How schools enable consumerism

This is a comment I've posted on http://sangeethasriram.blogspot.com/2013/09/natural-learning-faq-if-your-child.html

With your permission, I'd like to chip in with my two cents to []'s query: School actively promotes living in a dictatorship: doing what's told to you by someone claiming authority without you getting a chance to judge whether that person is deserving of the authority or not. And with love being replaced by strictness, rules and judgement.

It also teaches being afraid of the judgement of one's peers without getting the time to evaluate said judgement.

Next, it teaches that you aren't good enough; someone else is better than you and you need to do what it takes to trump them. These are fallouts of efficient classroom management and focus on excellence. Whether this is done through physical punishment or psychological carrot-and-stick, it's the same (actually from my experience, it's worse with the latter).

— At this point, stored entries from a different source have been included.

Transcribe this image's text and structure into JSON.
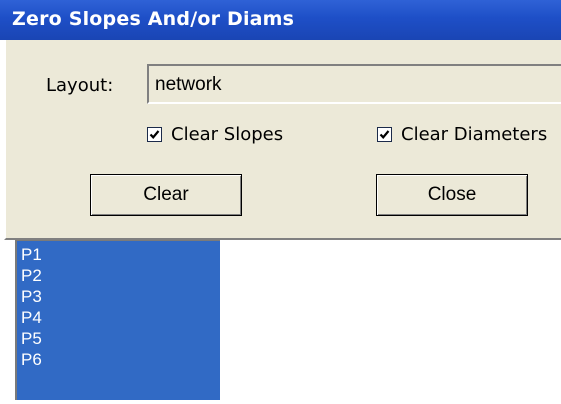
{
  "window": {
    "title": "Zero Slopes And/or  Diams"
  },
  "form": {
    "layout_label": "Layout:",
    "layout_value": "network",
    "clear_slopes_label": "Clear Slopes",
    "clear_slopes_checked": true,
    "clear_diameters_label": "Clear Diameters",
    "clear_diameters_checked": true
  },
  "buttons": {
    "clear": "Clear",
    "close": "Close"
  },
  "list": {
    "items": [
      {
        "label": "P1"
      },
      {
        "label": "P2"
      },
      {
        "label": "P3"
      },
      {
        "label": "P4"
      },
      {
        "label": "P5"
      },
      {
        "label": "P6"
      }
    ]
  },
  "colors": {
    "titlebar": "#1e4fc7",
    "dialog_bg": "#ece9d8",
    "list_selection": "#316ac5"
  }
}
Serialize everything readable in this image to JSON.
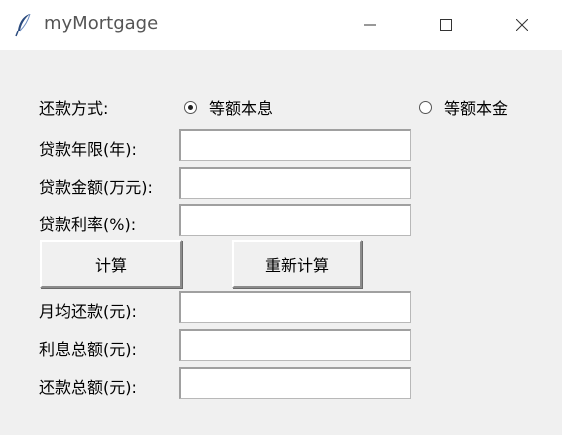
{
  "window": {
    "title": "myMortgage",
    "icons": {
      "app": "feather-icon",
      "minimize": "minimize-icon",
      "maximize": "maximize-icon",
      "close": "close-icon"
    }
  },
  "form": {
    "repayment_method_label": "还款方式:",
    "options": [
      {
        "label": "等额本息",
        "selected": true
      },
      {
        "label": "等额本金",
        "selected": false
      }
    ],
    "years_label": "贷款年限(年):",
    "years_value": "",
    "amount_label": "贷款金额(万元):",
    "amount_value": "",
    "rate_label": "贷款利率(%):",
    "rate_value": ""
  },
  "buttons": {
    "calculate": "计算",
    "recalculate": "重新计算"
  },
  "results": {
    "monthly_label": "月均还款(元):",
    "monthly_value": "",
    "interest_label": "利息总额(元):",
    "interest_value": "",
    "total_label": "还款总额(元):",
    "total_value": ""
  }
}
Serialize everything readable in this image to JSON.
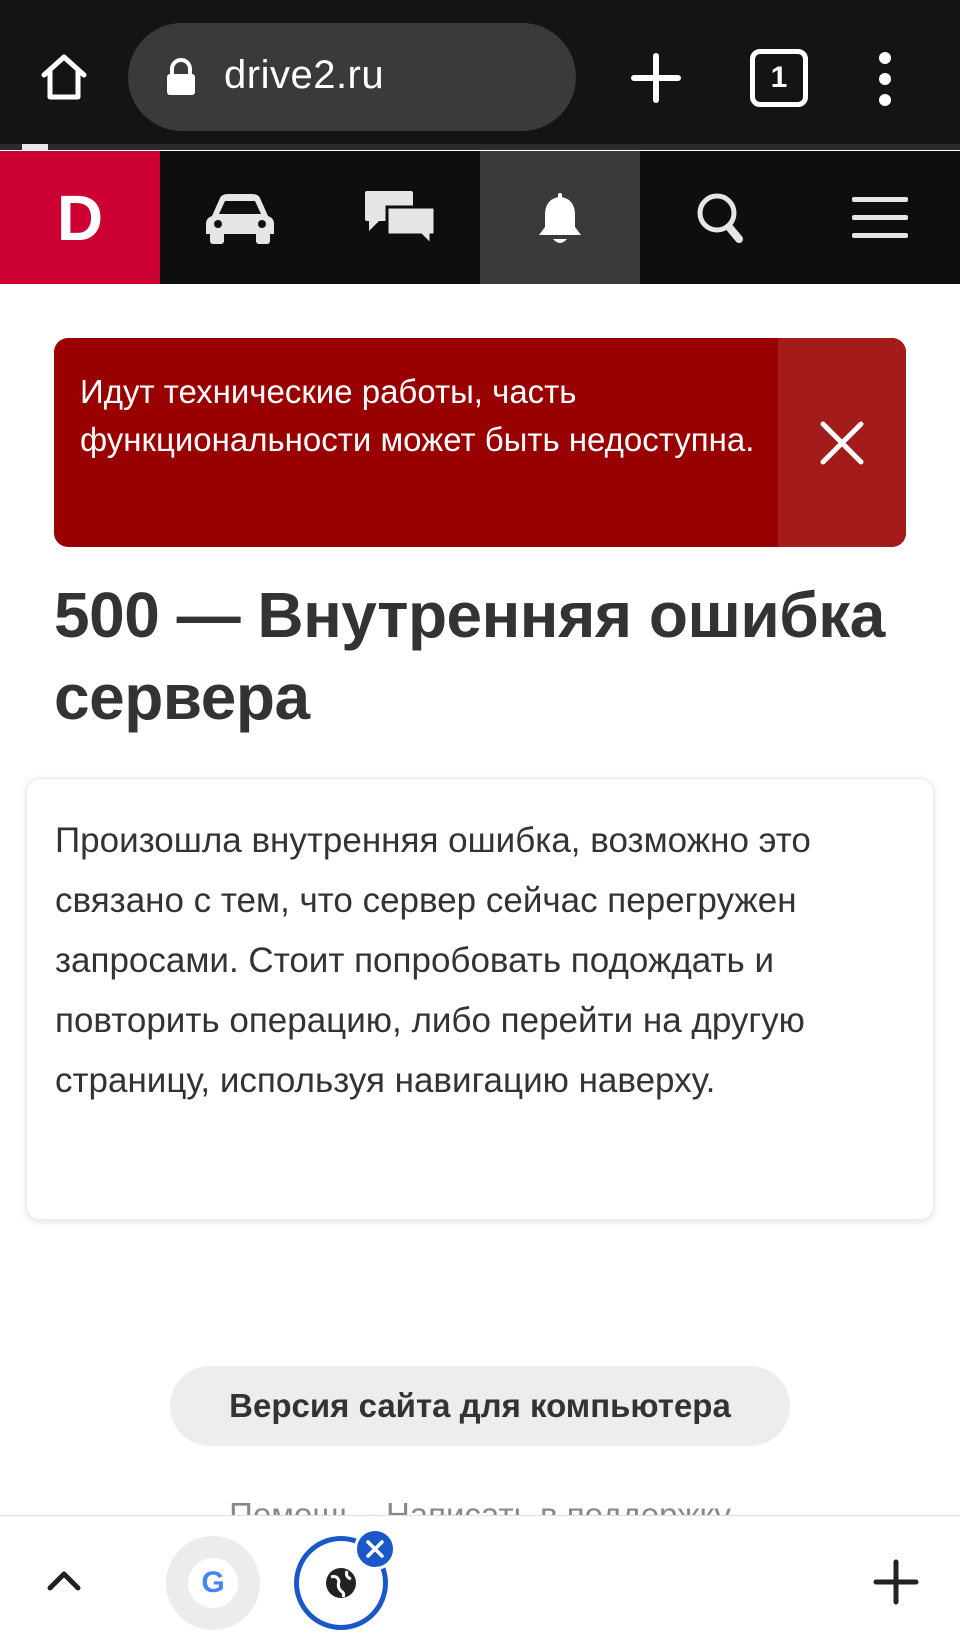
{
  "browser": {
    "url": "drive2.ru",
    "tab_count": "1",
    "load_progress": 0.05
  },
  "nav": {
    "logo": "D",
    "items": [
      "car-icon",
      "chat-icon",
      "bell-icon",
      "search-icon",
      "hamburger-menu-icon"
    ]
  },
  "alert": {
    "text": "Идут технические работы, часть функциональности может быть недоступна."
  },
  "error": {
    "title": "500 — Внутренняя ошибка сервера",
    "message": "Произошла внутренняя ошибка, возможно это связано с тем, что сервер сейчас перегружен запросами. Стоит попробовать подождать и повторить операцию, либо перейти на другую страницу, используя навигацию наверху."
  },
  "desktop_version": {
    "label": "Версия сайта для компьютера"
  },
  "footer": {
    "links_text": "Помощь · Написать в поддержку"
  },
  "bottom_bar": {
    "google_tab_letter": "G"
  },
  "colors": {
    "brand_red": "#cc0033",
    "alert_bg": "#990000",
    "tab_blue": "#1a57c9"
  }
}
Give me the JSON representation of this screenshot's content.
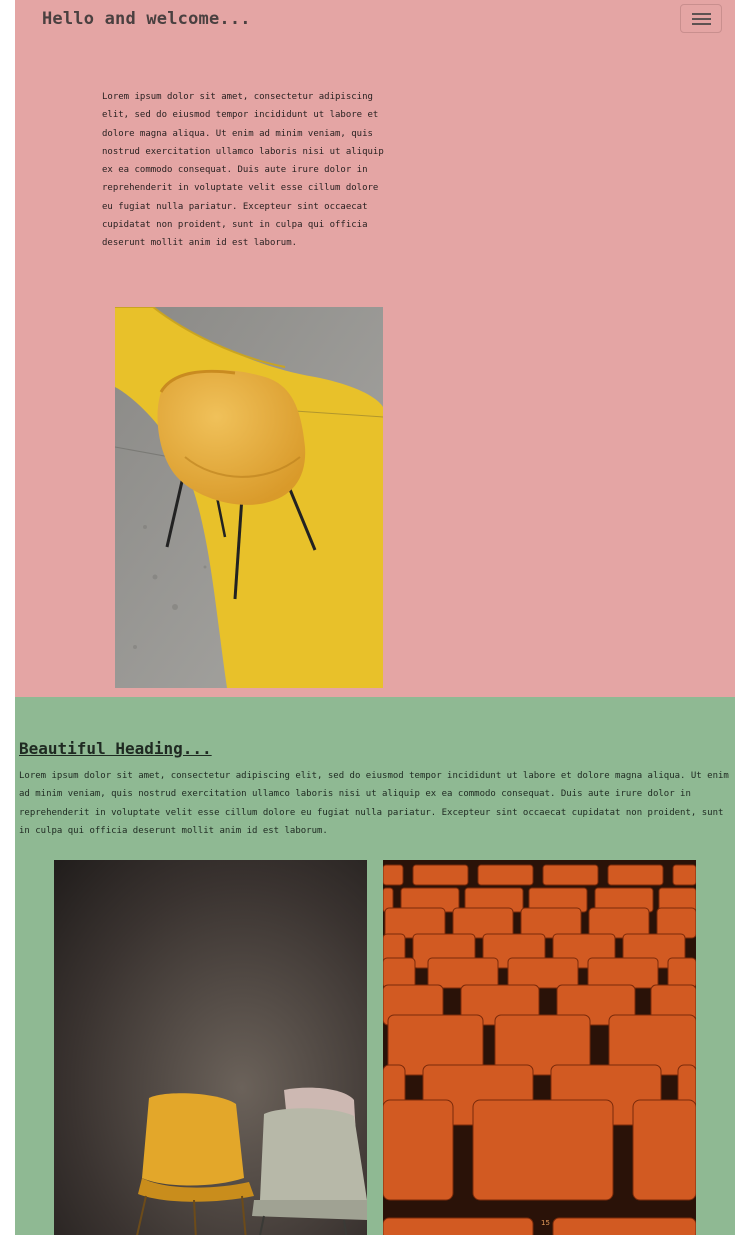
{
  "brand": "Hello and welcome...",
  "intro_text": "Lorem ipsum dolor sit amet, consectetur adipiscing elit, sed do eiusmod tempor incididunt ut labore et dolore magna aliqua. Ut enim ad minim veniam, quis nostrud exercitation ullamco laboris nisi ut aliquip ex ea commodo consequat. Duis aute irure dolor in reprehenderit in voluptate velit esse cillum dolore eu fugiat nulla pariatur. Excepteur sint occaecat cupidatat non proident, sunt in culpa qui officia deserunt mollit anim id est laborum.",
  "section": {
    "heading": "Beautiful Heading...",
    "text": "Lorem ipsum dolor sit amet, consectetur adipiscing elit, sed do eiusmod tempor incididunt ut labore et dolore magna aliqua. Ut enim ad minim veniam, quis nostrud exercitation ullamco laboris nisi ut aliquip ex ea commodo consequat. Duis aute irure dolor in reprehenderit in voluptate velit esse cillum dolore eu fugiat nulla pariatur. Excepteur sint occaecat cupidatat non proident, sunt in culpa qui officia deserunt mollit anim id est laborum."
  },
  "theater_seat_number": "15",
  "icons": {
    "menu": "hamburger-menu-icon"
  },
  "colors": {
    "top_section_bg": "#e4a5a4",
    "bottom_section_bg": "#8fb993",
    "yellow_paint": "#e8c12a",
    "seat_orange": "#c24a14"
  }
}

Consumerism does not work on whole, satisfied, independently thinking indviduals; it works on people who have internalized the above things. I can understand the natural need for protections in early ages; but once the child's world expands beyond the family, once they are able to be by themselves without a parent present in the room, this independence would develop enough to be able to ward off consumerism, and other than not setting an example themselves, I don't think it's so necessary for parents to be shielding their older children from consumerism - that's a tall order.

I'm not a father yet and I've been thoroughly schooled; but from my own upbringing I can credit my family's democratic (and very chaotic) structure, exposure to real life problems early on instead of being shielded from them, and my regular exposure to people from multiple age groups and backgrounds for making me resilient and never very interested in consumerist activities when I was coming of age.